Феофила мучили кошмары. То невиданные черные звери с горящими глазами бросались на него, то его преследовали арабы на конях, а он убегал от них, продираясь сквозь колючий кустарник, который рвал одежду и впивался иголками в тело… Он добегал до края глубокой пропасти, где клокотала огненная река, а на другой берег можно было перейти только по веревке вроде той, по какой кровельщик прошел от крыши Великой церкви к статуе Юстиниана. Феофил ступал на веревку, но, кое-как дойдя до середины, терял равновесие и падал вниз, в огненный поток… Он кричал – и приходил в себя, но не мог ухватиться за уплывавшую от него действительность и снова погружался в тот же бредовый кошмар…

К полуночи Феодору охватило отчаяние. Она уже не могла молиться, только смотрела на Феофила, разрываясь от боли. Когда он начинал метаться, стонать и вскрикивать, открывал глаза и смотрел на нее мутным взглядом, она сжимала его руку, повторяя: «Я здесь, здесь!» – но он не узнавал ее и снова уплывал в свой бред. И каждый раз она с ужасом думала, что, может быть, он уплыл навсегда и больше не вернется, что сейчас дыхание остановится и всё будет кончено…
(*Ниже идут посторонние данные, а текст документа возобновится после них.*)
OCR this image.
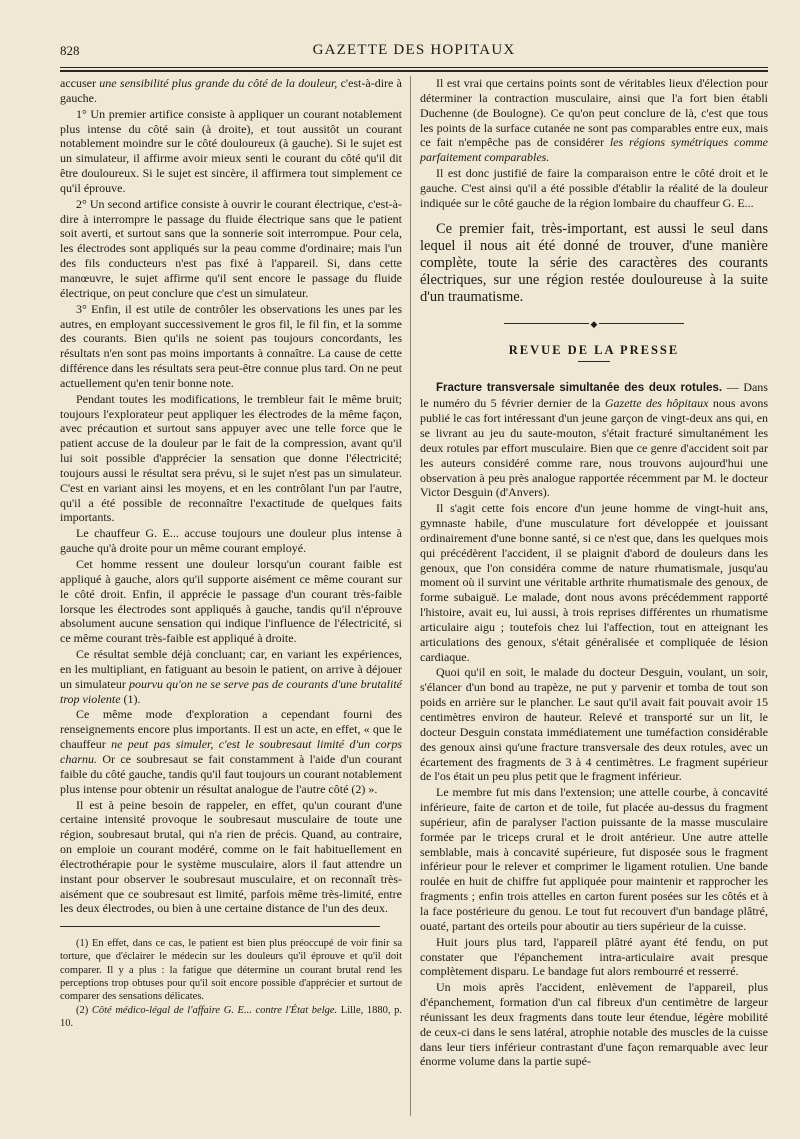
828	GAZETTE DES HOPITAUX

accuser une sensibilité plus grande du côté de la douleur, c'est-à-dire à gauche.

1° Un premier artifice consiste à appliquer un courant notablement plus intense du côté sain (à droite), et tout aussitôt un courant notablement moindre sur le côté douloureux (à gauche). Si le sujet est un simulateur, il affirme avoir mieux senti le courant du côté qu'il dit être douloureux. Si le sujet est sincère, il affirmera tout simplement ce qu'il éprouve.

2° Un second artifice consiste à ouvrir le courant électrique, c'est-à-dire à interrompre le passage du fluide électrique sans que le patient soit averti, et surtout sans que la sonnerie soit interrompue. Pour cela, les électrodes sont appliqués sur la peau comme d'ordinaire; mais l'un des fils conducteurs n'est pas fixé à l'appareil. Si, dans cette manœuvre, le sujet affirme qu'il sent encore le passage du fluide électrique, on peut conclure que c'est un simulateur.

3° Enfin, il est utile de contrôler les observations les unes par les autres, en employant successivement le gros fil, le fil fin, et la somme des courants. Bien qu'ils ne soient pas toujours concordants, les résultats n'en sont pas moins importants à connaître. La cause de cette différence dans les résultats sera peut-être connue plus tard. On ne peut actuellement qu'en tenir bonne note.

Pendant toutes les modifications, le trembleur fait le même bruit; toujours l'explorateur peut appliquer les électrodes de la même façon, avec précaution et surtout sans appuyer avec une telle force que le patient accuse de la douleur par le fait de la compression, avant qu'il lui soit possible d'apprécier la sensation que donne l'électricité; toujours aussi le résultat sera prévu, si le sujet n'est pas un simulateur. C'est en variant ainsi les moyens, et en les contrôlant l'un par l'autre, qu'il a été possible de reconnaître l'exactitude de quelques faits importants.

Le chauffeur G. E... accuse toujours une douleur plus intense à gauche qu'à droite pour un même courant employé.

Cet homme ressent une douleur lorsqu'un courant faible est appliqué à gauche, alors qu'il supporte aisément ce même courant sur le côté droit. Enfin, il apprécie le passage d'un courant très-faible lorsque les électrodes sont appliqués à gauche, tandis qu'il n'éprouve absolument aucune sensation qui indique l'influence de l'électricité, si ce même courant très-faible est appliqué à droite.

Ce résultat semble déjà concluant; car, en variant les expériences, en les multipliant, en fatiguant au besoin le patient, on arrive à déjouer un simulateur pourvu qu'on ne se serve pas de courants d'une brutalité trop violente (1).

Ce même mode d'exploration a cependant fourni des renseignements encore plus importants. Il est un acte, en effet, « que le chauffeur ne peut pas simuler, c'est le soubresaut limité d'un corps charnu. Or ce soubresaut se fait constamment à l'aide d'un courant faible du côté gauche, tandis qu'il faut toujours un courant notablement plus intense pour obtenir un résultat analogue de l'autre côté (2) ».

Il est à peine besoin de rappeler, en effet, qu'un courant d'une certaine intensité provoque le soubresaut musculaire de toute une région, soubresaut brutal, qui n'a rien de précis. Quand, au contraire, on emploie un courant modéré, comme on le fait habituellement en électrothérapie pour le système musculaire, alors il faut attendre un instant pour observer le soubresaut musculaire, et on reconnaît très-aisément que ce soubresaut est limité, parfois même très-limité, entre les deux électrodes, ou bien à une certaine distance de l'un des deux.

(1) En effet, dans ce cas, le patient est bien plus préoccupé de voir finir sa torture, que d'éclairer le médecin sur les douleurs qu'il éprouve et qu'il doit comparer. Il y a plus : la fatigue que détermine un courant brutal rend les perceptions trop obtuses pour qu'il soit encore possible d'apprécier et surtout de comparer des sensations délicates.

(2) Côté médico-légal de l'affaire G. E... contre l'État belge. Lille, 1880, p. 10.

Il est vrai que certains points sont de véritables lieux d'élection pour déterminer la contraction musculaire, ainsi que l'a fort bien établi Duchenne (de Boulogne). Ce qu'on peut conclure de là, c'est que tous les points de la surface cutanée ne sont pas comparables entre eux, mais ce fait n'empêche pas de considérer les régions symétriques comme parfaitement comparables.

Il est donc justifié de faire la comparaison entre le côté droit et le gauche. C'est ainsi qu'il a été possible d'établir la réalité de la douleur indiquée sur le côté gauche de la région lombaire du chauffeur G. E...

Ce premier fait, très-important, est aussi le seul dans lequel il nous ait été donné de trouver, d'une manière complète, toute la série des caractères des courants électriques, sur une région restée douloureuse à la suite d'un traumatisme.

◆
REVUE DE LA PRESSE

Fracture transversale simultanée des deux rotules. — Dans le numéro du 5 février dernier de la Gazette des hôpitaux nous avons publié le cas fort intéressant d'un jeune garçon de vingt-deux ans qui, en se livrant au jeu du saute-mouton, s'était fracturé simultanément les deux rotules par effort musculaire. Bien que ce genre d'accident soit par les auteurs considéré comme rare, nous trouvons aujourd'hui une observation à peu près analogue rapportée récemment par M. le docteur Victor Desguin (d'Anvers).

Il s'agit cette fois encore d'un jeune homme de vingt-huit ans, gymnaste habile, d'une musculature fort développée et jouissant ordinairement d'une bonne santé, si ce n'est que, dans les quelques mois qui précédèrent l'accident, il se plaignit d'abord de douleurs dans les genoux, que l'on considéra comme de nature rhumatismale, jusqu'au moment où il survint une véritable arthrite rhumatismale des genoux, de forme subaiguë. Le malade, dont nous avons précédemment rapporté l'histoire, avait eu, lui aussi, à trois reprises différentes un rhumatisme articulaire aigu ; toutefois chez lui l'affection, tout en atteignant les articulations des genoux, s'était généralisée et compliquée de lésion cardiaque.

Quoi qu'il en soit, le malade du docteur Desguin, voulant, un soir, s'élancer d'un bond au trapèze, ne put y parvenir et tomba de tout son poids en arrière sur le plancher. Le saut qu'il avait fait pouvait avoir 15 centimètres environ de hauteur. Relevé et transporté sur un lit, le docteur Desguin constata immédiatement une tuméfaction considérable des genoux ainsi qu'une fracture transversale des deux rotules, avec un écartement des fragments de 3 à 4 centimètres. Le fragment supérieur de l'os était un peu plus petit que le fragment inférieur.

Le membre fut mis dans l'extension; une attelle courbe, à concavité inférieure, faite de carton et de toile, fut placée au-dessus du fragment supérieur, afin de paralyser l'action puissante de la masse musculaire formée par le triceps crural et le droit antérieur. Une autre attelle semblable, mais à concavité supérieure, fut disposée sous le fragment inférieur pour le relever et comprimer le ligament rotulien. Une bande roulée en huit de chiffre fut appliquée pour maintenir et rapprocher les fragments ; enfin trois attelles en carton furent posées sur les côtés et à la face postérieure du genou. Le tout fut recouvert d'un bandage plâtré, ouaté, partant des orteils pour aboutir au tiers supérieur de la cuisse.

Huit jours plus tard, l'appareil plâtré ayant été fendu, on put constater que l'épanchement intra-articulaire avait presque complètement disparu. Le bandage fut alors rembourré et resserré.

Un mois après l'accident, enlèvement de l'appareil, plus d'épanchement, formation d'un cal fibreux d'un centimètre de largeur réunissant les deux fragments dans toute leur étendue, légère mobilité de ceux-ci dans le sens latéral, atrophie notable des muscles de la cuisse dans leur tiers inférieur contrastant d'une façon remarquable avec leur énorme volume dans la partie supé-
Она мучительно пыталась понять, не совершила ли ошибки, прогнав накануне доместика схол, когда тот пришел с намерением призвать Феофила к покаянию в иконоборчестве. Впрочем, его решительность быстро улетучилась, когда августа напустилась на дядю с криком:

– Оставь его в покое! И меня! Уходи! Убирайся со своими проповедями! – казалось, еще немного, и она затопает на Мануила ногами.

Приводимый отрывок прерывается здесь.